What comes to your mind when you think about Sub-Saharan African Culture?
Is it food? dance? Or traditions?
Sub-Saharan Africa is a land of potential and diverse terrain. History has witnessed the emergence of great ethnic cultures. In order to complement the rich culture of African, Engineers Without Border at Boston University is working with the community of Naluja, Zambia to create engineering solutions that solve problems in their daily lives.
On 5th December 2015, EWB – BU organised an event celebrating our strengthening relationship with our community. Our aim is to develop sustainable engineering projects that cater to providing access to clean drinking water to the residents of Naluja. A lot of hard work, sweat, cooperation and perseverance goes behind this process, and it would not be possible without the help of our partners from the community. Hence, Kusekelela was a night to celebrate their culture and remind ourselves of the ever-important context behind our projects in the presence of an amazing panel, renowned keynote speaker, graceful performers and a great audience.

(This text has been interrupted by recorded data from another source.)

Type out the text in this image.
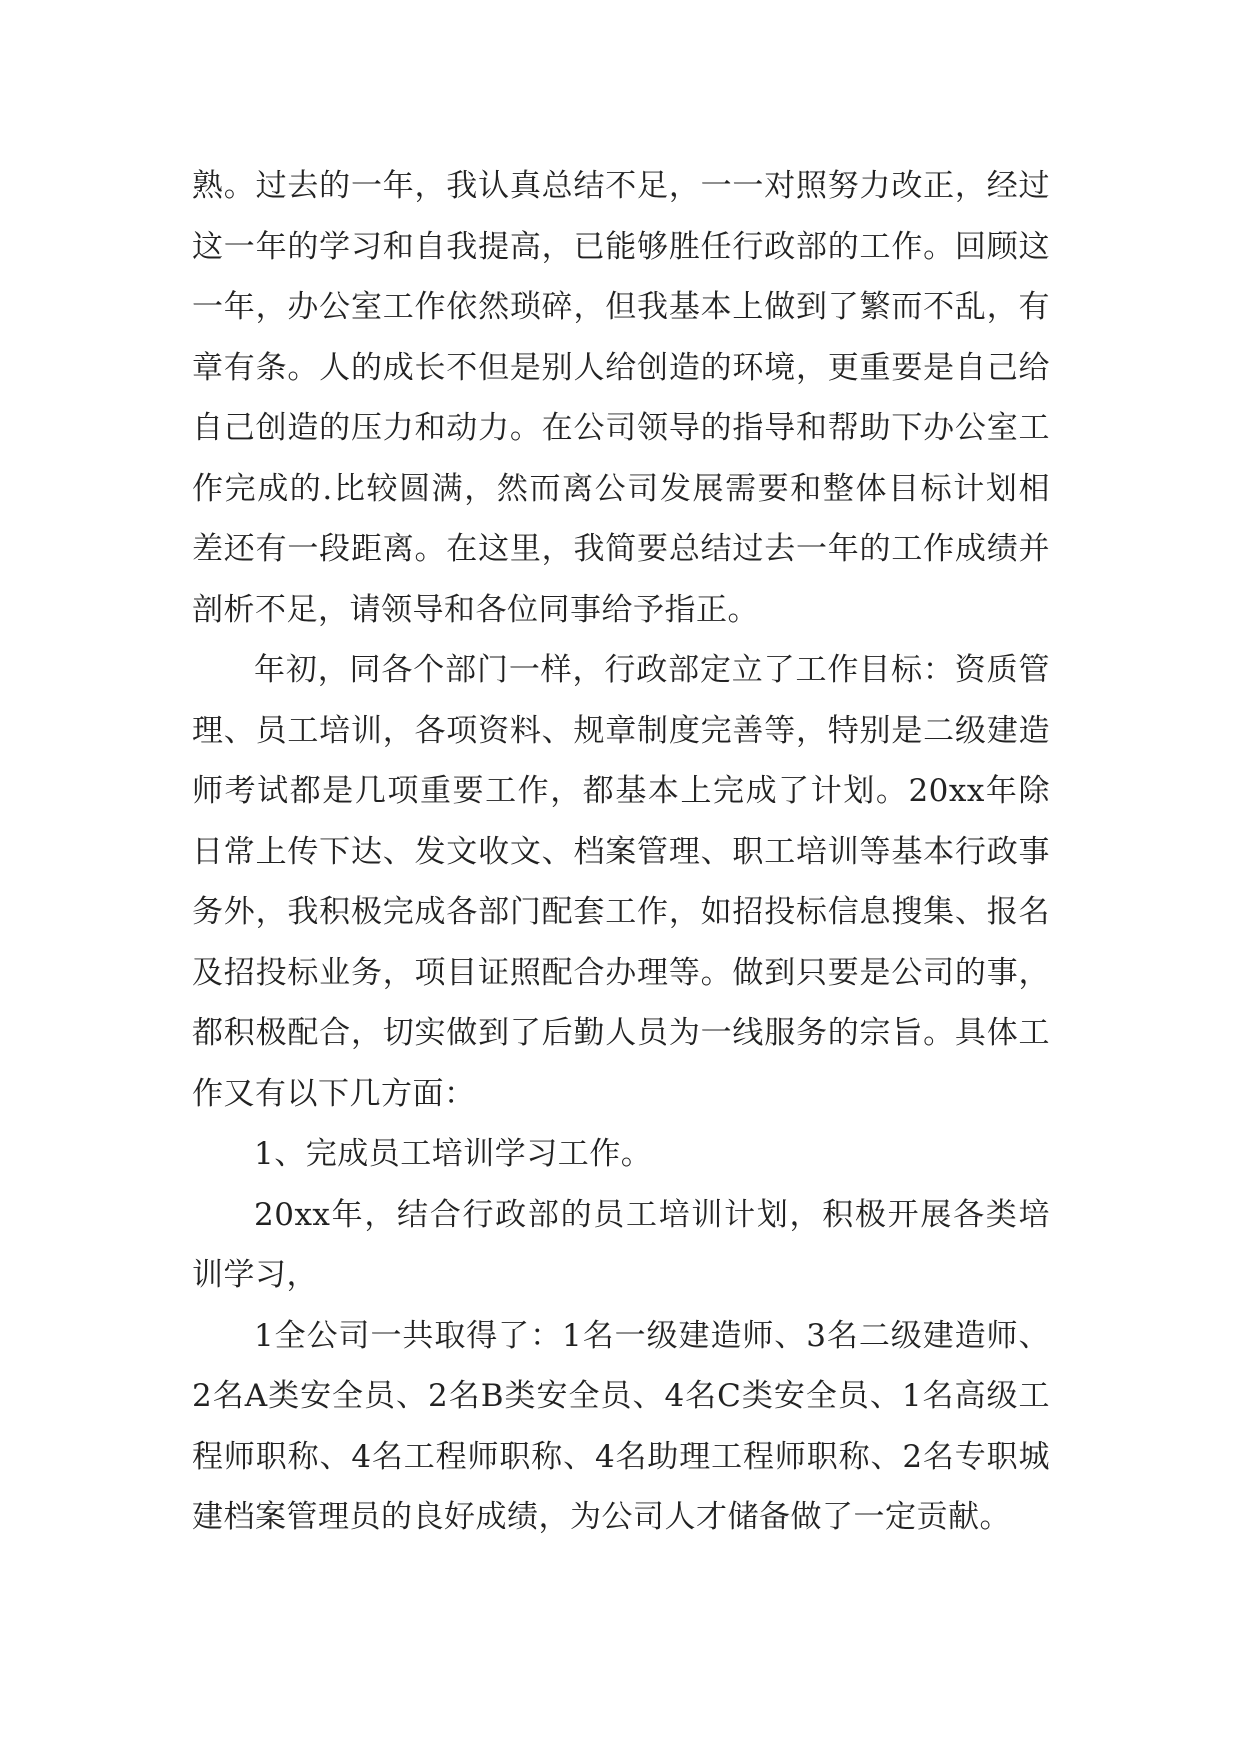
熟。过去的一年，我认真总结不足，一一对照努力改正，经过这一年的学习和自我提高，已能够胜任行政部的工作。回顾这一年，办公室工作依然琐碎，但我基本上做到了繁而不乱，有章有条。人的成长不但是别人给创造的环境，更重要是自己给自己创造的压力和动力。在公司领导的指导和帮助下办公室工作完成的.比较圆满，然而离公司发展需要和整体目标计划相差还有一段距离。在这里，我简要总结过去一年的工作成绩并剖析不足，请领导和各位同事给予指正。

年初，同各个部门一样，行政部定立了工作目标：资质管理、员工培训，各项资料、规章制度完善等，特别是二级建造师考试都是几项重要工作，都基本上完成了计划。20xx年除日常上传下达、发文收文、档案管理、职工培训等基本行政事务外，我积极完成各部门配套工作，如招投标信息搜集、报名及招投标业务，项目证照配合办理等。做到只要是公司的事，都积极配合，切实做到了后勤人员为一线服务的宗旨。具体工作又有以下几方面：

1、完成员工培训学习工作。

20xx年，结合行政部的员工培训计划，积极开展各类培训学习，

1全公司一共取得了：1名一级建造师、3名二级建造师、2名A类安全员、2名B类安全员、4名C类安全员、1名高级工程师职称、4名工程师职称、4名助理工程师职称、2名专职城建档案管理员的良好成绩，为公司人才储备做了一定贡献。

The panel of speakers consisted of Farnaz Farhi, an M.D. candidate who received her Masters in Global Health from Oxford; Jennifer Coates, Ph.D., a professor in Friedman School of Nutrition Science and Policy at Tufts University; Dr. Peter Rockers, ScD., an Assistant Professor at the Center for Global Health & Development and in the Department of Global Health at BU School of Public Health. Each of them is associated with global health and global technologies. Exploring their immense pool of knowledge and experiences through discussions and questions, we were able to gain and impart a great deal of understanding about large scale projects.
Our keynote speaker was Iana Aranda, Director of Programs for Engineering for Change, the former President of the Engineers Without Borders New York Professional Chapter and a Senior Program Manager of the Engineering for Global Development sector at ASME. She shared her expertise and experience in the field of developing and implementing vital technologies in developing communities all over the world, including Kenya and Cambodia. We were very fortunate to have her at this event.
The event was dazzled by amazing ethnic performances by Afrithms and Canvas. Afrithms is an African Dance troupe under BU’s African Students Organization while Canvas is a collective of accomplished musicians, travelers, and poets with the common goal of making a difference in the lives of others.
Our members and the external attendees alike got a lot of enjoyment out of the night. The food, the performances, and the speakers were all stunning, and it was clear that feeling immersed in the culture of the people that we work with served to inspire us to work even harder. “The event was a lot of fun, and I really enjoyed the food and all the performances,” one attendee, Hannah Levin, said, “But the best part of the evening was definitely the reminder of the fact that we fit into a bigger picture. We’re so far removed from our partner community that it’s often very easy to lose sight of them, but Kusekelela really reminded me what we were working towards.”
Every aspect of the evening played its role in making Kusekelela a memorable event. We are very grateful to our sponsors and partners in having faith in us and our work and the members of EWB-BU, especially the Fundraising team, in organizing another successful event.